Extreme Southern Couponing: Diabetes Daily Dose: Understanding

Today I wanted to get a little more personal with this post. I know some of you who are following my Diabetes Daily Dose post are parents to T1 children, and more than likely you have other children in the house as well. I want to talk more about either what the child is feeling or the sibling of the T1 is,has or may feel and of course how us the moms feels.

When Hailey was first diagnosed we were all a little scatter brained to say the least for probably a month or longer. If you've never dealt with Diabetes you really just don't know how to deal with it at first. Taking so much knowledge in at once and fearing on a daily basis that you might forget to do this one step, and if you forget what will happen. In the beginning I think that was my worst fear, "What if I forget her shot"? And when her sugar was higher than suppose to be I was telling myself how bad of a mother I was.

Even though it's hard on us parents of course I think it's hardest on the child, especially when the child is so young. Hailey as I've mentioned was diagnosed at 7 years old. It took us a week or more to get Hailey back into school. She would go and an hour later she would call for us to pick her up. She felt different, she felt out of place. Nothing breaks a mothers heart more than her child to feel different than other kids. After much consoling, long talks and her own will power she was back to school. Hailey is a VERY independent person and she wasn't going to let it get her down.

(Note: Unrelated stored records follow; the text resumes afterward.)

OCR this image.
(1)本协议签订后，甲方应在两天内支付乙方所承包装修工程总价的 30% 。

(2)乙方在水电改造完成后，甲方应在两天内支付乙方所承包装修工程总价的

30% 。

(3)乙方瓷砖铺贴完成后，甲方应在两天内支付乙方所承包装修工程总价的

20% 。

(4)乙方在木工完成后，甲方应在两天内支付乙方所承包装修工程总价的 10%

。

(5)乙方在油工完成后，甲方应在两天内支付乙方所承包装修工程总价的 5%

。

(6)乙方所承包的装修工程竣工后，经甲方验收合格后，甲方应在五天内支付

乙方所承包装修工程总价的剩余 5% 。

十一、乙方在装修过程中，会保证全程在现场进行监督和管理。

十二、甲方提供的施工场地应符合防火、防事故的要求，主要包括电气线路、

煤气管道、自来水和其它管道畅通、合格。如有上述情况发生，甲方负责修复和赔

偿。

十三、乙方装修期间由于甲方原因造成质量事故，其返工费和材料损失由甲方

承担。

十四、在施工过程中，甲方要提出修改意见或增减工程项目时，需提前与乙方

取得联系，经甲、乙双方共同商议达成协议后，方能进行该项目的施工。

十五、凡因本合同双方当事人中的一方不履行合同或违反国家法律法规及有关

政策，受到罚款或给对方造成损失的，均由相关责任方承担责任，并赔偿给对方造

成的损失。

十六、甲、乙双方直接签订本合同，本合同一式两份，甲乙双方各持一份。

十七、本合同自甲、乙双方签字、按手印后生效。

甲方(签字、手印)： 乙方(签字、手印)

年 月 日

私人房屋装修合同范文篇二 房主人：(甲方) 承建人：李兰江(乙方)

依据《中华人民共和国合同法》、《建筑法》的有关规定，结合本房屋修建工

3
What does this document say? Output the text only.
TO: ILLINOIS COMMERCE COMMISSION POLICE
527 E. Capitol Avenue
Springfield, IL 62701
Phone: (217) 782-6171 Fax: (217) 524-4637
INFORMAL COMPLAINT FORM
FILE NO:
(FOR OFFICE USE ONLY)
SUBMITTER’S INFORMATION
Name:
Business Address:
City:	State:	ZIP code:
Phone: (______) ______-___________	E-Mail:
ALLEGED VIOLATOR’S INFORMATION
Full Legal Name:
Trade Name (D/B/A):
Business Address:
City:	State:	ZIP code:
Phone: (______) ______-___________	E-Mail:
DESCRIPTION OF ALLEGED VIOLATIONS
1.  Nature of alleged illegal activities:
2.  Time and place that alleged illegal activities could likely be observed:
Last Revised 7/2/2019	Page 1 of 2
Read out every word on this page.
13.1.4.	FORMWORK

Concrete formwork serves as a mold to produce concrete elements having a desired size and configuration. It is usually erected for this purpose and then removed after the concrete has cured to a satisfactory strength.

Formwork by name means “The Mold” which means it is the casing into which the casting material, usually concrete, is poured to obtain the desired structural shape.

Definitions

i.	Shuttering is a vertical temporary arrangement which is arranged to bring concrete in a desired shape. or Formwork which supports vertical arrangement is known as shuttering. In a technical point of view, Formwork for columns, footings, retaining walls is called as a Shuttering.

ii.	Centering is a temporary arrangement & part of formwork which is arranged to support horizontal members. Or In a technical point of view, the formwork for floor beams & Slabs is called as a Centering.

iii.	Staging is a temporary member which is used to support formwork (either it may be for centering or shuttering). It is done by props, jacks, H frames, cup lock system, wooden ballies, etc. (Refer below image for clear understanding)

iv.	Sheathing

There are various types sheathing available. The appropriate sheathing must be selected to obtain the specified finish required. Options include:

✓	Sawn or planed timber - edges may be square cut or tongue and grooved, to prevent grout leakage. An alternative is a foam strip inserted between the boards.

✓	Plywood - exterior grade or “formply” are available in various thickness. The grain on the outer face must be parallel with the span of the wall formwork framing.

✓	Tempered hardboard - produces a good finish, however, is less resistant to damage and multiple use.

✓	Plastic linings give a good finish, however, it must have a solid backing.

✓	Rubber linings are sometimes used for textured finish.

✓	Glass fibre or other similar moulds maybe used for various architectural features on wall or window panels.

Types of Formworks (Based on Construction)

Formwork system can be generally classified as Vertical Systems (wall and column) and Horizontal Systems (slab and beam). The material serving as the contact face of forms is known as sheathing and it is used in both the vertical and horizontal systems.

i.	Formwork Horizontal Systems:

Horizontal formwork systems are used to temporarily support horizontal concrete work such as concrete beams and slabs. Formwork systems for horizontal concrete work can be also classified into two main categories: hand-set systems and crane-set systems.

Hailey understands now that she has to check her sugar before she can eat the cupcakes someone brought to her school classroom, or before and after each classroom party. She has to check it before and after lunch, P.E, recess, etc. Just because she understands these things doesn't mean it isn't HARD on her, that she LIKES it or WANTS to do it. I think we take for granted that our child goes to school, eats, plays with no interruption into the daily routine. I know before she was diagnosed I did. She can NEVER just decide to sit down and eat a piece of cake like I can without first having to check her sugar and then after take insulin to cover it. She can NEVER just run out on the ball field with her teammates like they can without first checking her sugar, removing her pump(her choice). She gets woken up in the middle of the night because I checked her sugar and it was low so she must eat something right then! Some nights she never gets a full good nights rest!